Cuenta la tradición que Sent Pançard, rey del carnaval del Bearn (Francia), consigue escapar cada año de morir quemado en la hoguera cuando su corte, una serie de disparatados personajes, lo sustituyen por un muñeco. Para huir de las autoridades francesas se refugia en el pirineo español y cada año después de las navidades reaparece para anunciar la llegada del nuevo carnaval. Ataviado con una chaqueta de colores chillones, una estrafalaria corona y adornado con un collar de salchichas y un colgante de un cerdo, durante varios fines de semana anuncia la vuelta de su reinado en distintos lugares con gran alboroto de sus seguidores y discursos de agradecimiento a quienes lo acogen por la comida la juerga y las mujeres, sus tres aficiones favoritas. Su delirio lo llevara al fin a Pau (Francia), donde lo apresan de nuevo y lo encierran en una jaula durante toda la semana de carnaval para, por fin, el martes llevarlo en comitiva y escoltado por La Cuaresma a un juicio donde, entre gritos de su mujer y seguidores, un mal abogado defensor no impide que un juez corrupto lo condene de nuevo a la hoguera.

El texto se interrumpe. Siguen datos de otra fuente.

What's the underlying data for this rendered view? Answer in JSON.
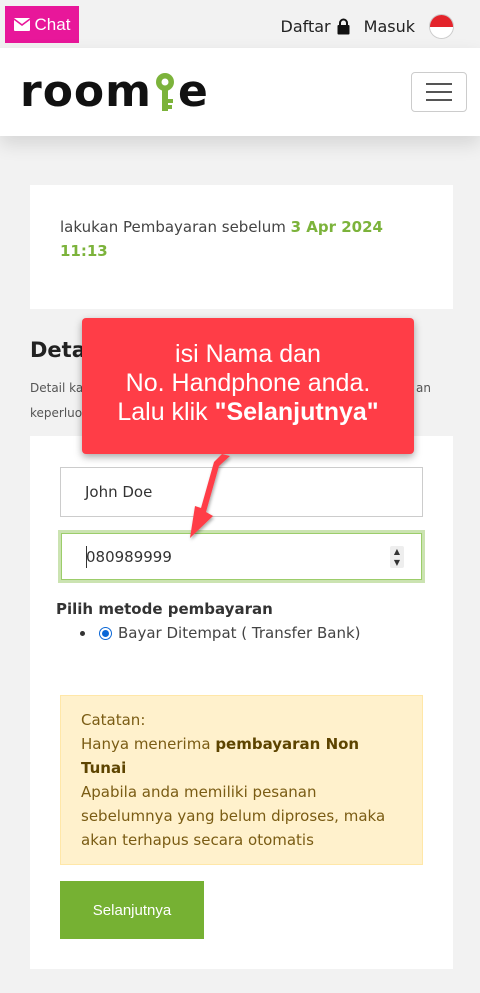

Y vuelta a empezar…

La anunciada del carnaval cada año se hace de forma itinerante. El año que tiene lugar en Ansó los personajes típicos del carnaval ansotano salen a la calle a recibir a Sent Pançard. En principio una barrera le impide la entrada al pueblo a semejante comitiva hasta que el alcalde de Ansó, después de hablar con Sent Pançard y darse aparatosos abrazos y saludos les permite el paso para, en comitiva, dirigirse al ayuntamiento donde darán su discurso de bienvenida al carnaval. La fiesta continúa con una cena popular en plena calle y actuaciones musicales.

En Ansó los personajes típicos, a diferencia de otros pueblos del Pirineo donde tienen carácter más serio y hasta terrorífico, son más bonachones y lo que pretenden es ridiculizar aquello a lo que representan riéndose de lo que el resto del año mas respetan. Algunos de estos personajes son: O Toledo: Representa a un toro, lleva un bastidor de madera terminado en dos cuernos y cubierto por una sábana blanca debajo de la cual se pone la persona para simular que enviste a las personas con las que se cruza. O Yugo: Es un yugo con apero de labranza, pero esta vez son dos personas vestidas de labriegos las que tiran de el. Mientras el sembrador que dirige el tiro esparce, no semillas, sino cenizas con las que mancha los pies de la gente. As Mortallas (las mortajas): Similares a las almas en pena de la Santa Compaña. Suelen ser mujeres que cubiertas con una sábana blanca y con la cara pintada de negro. Corren entre los asistentes al carnaval dando gritos y tiznando la cara de los que no van disfrazados. L’Onso: Unas pieles curtidas, polainas de lana o piel, manos pintadas o guantes negros, cara tiznada, boina y el detalle más simpático: para orejas dos alpargatas viejas atadas con una cuerda, forman el disfraz de oso. Este animal realmente temido en otros tiempos, – y hoy no precisamente “simpático” aunque asumido por los pastores – ya que diezmaba los ganados de los que vivían casi todos los habitantes quedaba así totalmente ridiculizado en carnaval. Cañonada: Antiguamente esta tradición no pertenecía a carnaval sino a la fiesta de San Antón pero ahora se tocan cañones (esquilas grandes) también en carnaval.